Berkata Imam ar-Ramli di dalam Nihayah al-Muhtaj ( 8/374):
وَيُسْتَحَبُّ وَضْعُ الْجَرِيْدِ الْأَخْضَرِ عَلَى الْقَبْرِ لِلِاتِّبَاعِ ، وَكَذَا الرَّيْحَانُ وَنَحْوُهُ مِنْ الْأَشْيَاءِ الرَّطْبَة
“Dianjurkan meletakkan pelepah kurma yang masih hijau di atas kubur, karena mengikuti Rasulullah Shallallahu ‘alaihi Kwa sallam. Begitu pula bunga yg harum dan lainnya, yg terdiri dari tumbuh2 yg basah”
Berkata Ibnu Hajar di dalam Fathu al-Bari ( 3/223 ) :
أَوْصَى بُرَيْدَة أَنْ يُوضَع فِي قَبْره جَرِيدَتَانِ ، وَمَاتَ بِأَدْنَى خُرَاسَانَ
“Buraidah berwasiat agar di kuburnya diletakkan dua pelepah kurma. Iawafat di dekat Khurasan”
Pendapat Kedua: mengatakan bahwa hadist di atas hanya berlaku bagi Rasulullah shallallahu ‘alaihi wa sallam, dan merupakan kekhususan beliau. Dan Allah meringankan adzab kedua orang tersebut berkat berkah dan syafa’at Rasulullah shallallahu ‘alaihi wa sallam, jadi bukan karena pelepah kurma yang basah. Oleh karena itu beliau tidak melakukan hal yang serupa pada kuburan2 yg lain.

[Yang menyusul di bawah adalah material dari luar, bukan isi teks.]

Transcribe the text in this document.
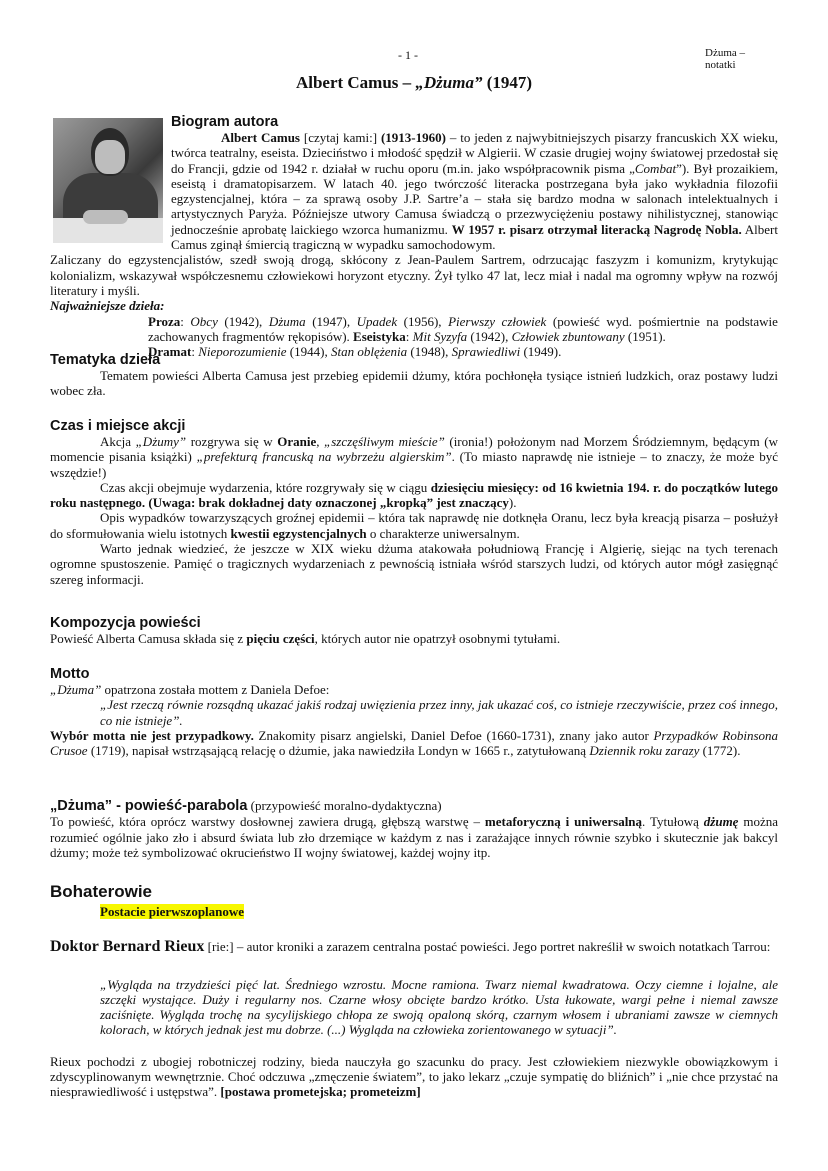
- 1 -	Dżuma – notatki
Albert Camus – „Dżuma” (1947)
Biogram autora

Albert Camus [czytaj kami:] (1913-1960) – to jeden z najwybitniejszych pisarzy francuskich XX wieku, twórca teatralny, eseista. Dzieciństwo i młodość spędził w Algierii. W czasie drugiej wojny światowej przedostał się do Francji, gdzie od 1942 r. działał w ruchu oporu (m.in. jako współpracownik pisma „Combat”). Był prozaikiem, eseistą i dramatopisarzem. W latach 40. jego twórczość literacka postrzegana była jako wykładnia filozofii egzystencjalnej, która – za sprawą osoby J.P. Sartre’a – stała się bardzo modna w salonach intelektualnych i artystycznych Paryża. Późniejsze utwory Camusa świadczą o przezwyciężeniu postawy nihilistycznej, stanowiąc jednocześnie aprobatę laickiego wzorca humanizmu. W 1957 r. pisarz otrzymał literacką Nagrodę Nobla. Albert Camus zginął śmiercią tragiczną w wypadku samochodowym.

Zaliczany do egzystencjalistów, szedł swoją drogą, skłócony z Jean-Paulem Sartrem, odrzucając faszyzm i komunizm, krytykując kolonializm, wskazywał współczesnemu człowiekowi horyzont etyczny. Żył tylko 47 lat, lecz miał i nadal ma ogromny wpływ na rozwój literatury i myśli.

Najważniejsze dzieła:

Proza: Obcy (1942), Dżuma (1947), Upadek (1956), Pierwszy człowiek (powieść wyd. pośmiertnie na podstawie zachowanych fragmentów rękopisów). Eseistyka: Mit Syzyfa (1942), Człowiek zbuntowany (1951).

Dramat: Nieporozumienie (1944), Stan oblężenia (1948), Sprawiedliwi (1949).

Tematyka dzieła

Tematem powieści Alberta Camusa jest przebieg epidemii dżumy, która pochłonęła tysiące istnień ludzkich, oraz postawy ludzi wobec zła.

Czas i miejsce akcji

Akcja „Dżumy” rozgrywa się w Oranie, „szczęśliwym mieście” (ironia!) położonym nad Morzem Śródziemnym, będącym (w momencie pisania książki) „prefekturą francuską na wybrzeżu algierskim”. (To miasto naprawdę nie istnieje – to znaczy, że może być wszędzie!)

Czas akcji obejmuje wydarzenia, które rozgrywały się w ciągu dziesięciu miesięcy: od 16 kwietnia 194. r. do początków lutego roku następnego. (Uwaga: brak dokładnej daty oznaczonej „kropką” jest znaczący).

Opis wypadków towarzyszących groźnej epidemii – która tak naprawdę nie dotknęła Oranu, lecz była kreacją pisarza – posłużył do sformułowania wielu istotnych kwestii egzystencjalnych o charakterze uniwersalnym.

Warto jednak wiedzieć, że jeszcze w XIX wieku dżuma atakowała południową Francję i Algierię, siejąc na tych terenach ogromne spustoszenie. Pamięć o tragicznych wydarzeniach z pewnością istniała wśród starszych ludzi, od których autor mógł zasięgnąć szereg informacji.

Kompozycja powieści

Powieść Alberta Camusa składa się z pięciu części, których autor nie opatrzył osobnymi tytułami.

Motto

„Dżuma” opatrzona została mottem z Daniela Defoe:

„Jest rzeczą równie rozsądną ukazać jakiś rodzaj uwięzienia przez inny, jak ukazać coś, co istnieje rzeczywiście, przez coś innego, co nie istnieje”.

Wybór motta nie jest przypadkowy. Znakomity pisarz angielski, Daniel Defoe (1660-1731), znany jako autor Przypadków Robinsona Crusoe (1719), napisał wstrząsającą relację o dżumie, jaka nawiedziła Londyn w 1665 r., zatytułowaną Dziennik roku zarazy (1772).

„Dżuma” - powieść-parabola (przypowieść moralno-dydaktyczna)

To powieść, która oprócz warstwy dosłownej zawiera drugą, głębszą warstwę – metaforyczną i uniwersalną. Tytułową dżumę można rozumieć ogólnie jako zło i absurd świata lub zło drzemiące w każdym z nas i zarażające innych równie szybko i skutecznie jak bakcyl dżumy; może też symbolizować okrucieństwo II wojny światowej, każdej wojny itp.

Bohaterowie

Postacie pierwszoplanowe

Doktor Bernard Rieux [rie:] – autor kroniki a zarazem centralna postać powieści. Jego portret nakreślił w swoich notatkach Tarrou:

„Wygląda na trzydzieści pięć lat. Średniego wzrostu. Mocne ramiona. Twarz niemal kwadratowa. Oczy ciemne i lojalne, ale szczęki wystające. Duży i regularny nos. Czarne włosy obcięte bardzo krótko. Usta łukowate, wargi pełne i niemal zawsze zaciśnięte. Wygląda trochę na sycylijskiego chłopa ze swoją opaloną skórą, czarnym włosem i ubraniami zawsze w ciemnych kolorach, w których jednak jest mu dobrze. (...) Wygląda na człowieka zorientowanego w sytuacji”.

Rieux pochodzi z ubogiej robotniczej rodziny, bieda nauczyła go szacunku do pracy. Jest człowiekiem niezwykle obowiązkowym i zdyscyplinowanym wewnętrznie. Choć odczuwa „zmęczenie światem”, to jako lekarz „czuje sympatię do bliźnich” i „nie chce przystać na niesprawiedliwość i ustępstwa”. [postawa prometejska; prometeizm]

Berkata al-Khattabi di dalam Ma’alim as-Sunan( 1/27 ) ketika mengomentari hadits di atas :
وأما غرسه أو شق العسيب على القبر وقوله ( ولعله يخفف عنهما ما لم ييبسا ) فإنه من ناحية التبرك بأثر النبي صلى الله عليه وسلم ودعائه بالتخفيف عنهما ، وكأنه جعل مدة بقاء النداوة فيهما حدا لما وقعت به المسألة من تخفيف العذاب عنهما ، وليس ذلك من أجل أن في الجريد الرطب معنى ليس في اليابس ، والعامة في كثير من البلدان تغرس الخوص في قبور موتاهم ، وأراهم ذهبوا إلى هذا ، وليس لما تعاطوه من ذلك وجه . أهـ
“Adapun menanam pelepah Kurma atau mematahkan menjadi dua dan sabdanya (mudah-mudahan ini bisa meringankan keduanya selama pelepah ini belum kering), maka ini bagian dari mengambil berkah dari apa yang ditinggalkan oleh Nabi Muhammad shallallahu ‘alaihi wa sallam dan begitu juga dari doanya agar diringankan adzab keduanya. Seakan-akan beliau menjadikan masa kelembaban kedua pelepah kurma tersebut sebagai batas bagi keringanan adzab. Itu bukan karena pelepah kurma yang basah mempunyai kelebihan dibanding pelepah yang kering. Adapun orang2 awam di banyak negara Islam yang menanam pelepah kurma di kuburan, saya kira mereka berpendapat seperti itu, tetapi apa yang mereka kerjakan sebenarnya tidak mempunyai dasar.”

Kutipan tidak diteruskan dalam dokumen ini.